Try to find balance (as it’s easily lost) – this is more about better boundary management than better time management. People will (intentionally or not) poorly spend your time for you. Try not to find yourself in unproductive and time-consuming meetings. Set boundaries and learn to say no.
The customer isn’t always right. Is that controversial? Customers are the most important aspect of any business… but all customers are fundamentally based on relationships with people and you can’t please everyone. Some customers unfortunately get off on ego, power trips, blame-storming and so on. It can be toxic. We need our customers, and we appreciate every opportunity they give us, but sometimes you also need to cut the toxic ones loose. Build your customer base around those who share your principles and values, if you can. Regardless of that, whatever you do in your business try and do it with this question in mind: “How will this benefit my customers?“.
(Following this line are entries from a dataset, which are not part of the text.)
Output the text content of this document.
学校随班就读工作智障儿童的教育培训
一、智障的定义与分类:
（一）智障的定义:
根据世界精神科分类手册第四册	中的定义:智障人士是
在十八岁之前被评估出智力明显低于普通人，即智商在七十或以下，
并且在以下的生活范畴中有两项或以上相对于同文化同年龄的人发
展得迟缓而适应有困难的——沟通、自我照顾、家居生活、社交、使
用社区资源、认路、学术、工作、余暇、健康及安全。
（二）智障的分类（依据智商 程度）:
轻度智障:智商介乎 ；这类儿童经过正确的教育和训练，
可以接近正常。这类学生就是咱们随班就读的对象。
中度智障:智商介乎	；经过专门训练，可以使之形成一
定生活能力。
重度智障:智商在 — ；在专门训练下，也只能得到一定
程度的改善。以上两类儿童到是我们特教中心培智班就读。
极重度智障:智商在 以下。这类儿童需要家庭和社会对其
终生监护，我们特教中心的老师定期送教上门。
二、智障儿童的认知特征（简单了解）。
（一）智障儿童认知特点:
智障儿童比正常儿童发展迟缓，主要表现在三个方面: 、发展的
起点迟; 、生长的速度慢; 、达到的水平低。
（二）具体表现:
You’re not going to be good at half the things that need doing. In fact, you’ll be pretty bad at many of them. Stick to what you’re good at and hire or outsource the rest. Appoint a bookkeeper, a PR agent and so on – and get on delivering what you know best. It’s easy to get lost being busy. Focus on being productive.
Growth is a great business problem to have and brings it’s own particular rewards and challenges. After 10 years in business, we’re picking up awards regularly now, the team is growing but also reaching a level of competence and experience we’ve not experienced before. It’s a problem. It’s a great problem to have but it needs solutions. Fail to grow correctly and you’ll soon have a worse set of problems! New customer acquisitions and business growth make us thankful for investing in our infrastructure ahead of the growth curve. Hiring better, and more capable, staff gives us an opportunity to invite new ideas and improve critical problem solving.
It’s a tough and competitive, roller coaster of a life but… It’s great to be in business.
Long may it continue for us all. If you’re in business or going into business then I genuinely wish you the very best of success!
I’m sure I’ve missed loads of things out. We’re all learning. What would you include… what did no one tell you when you started out?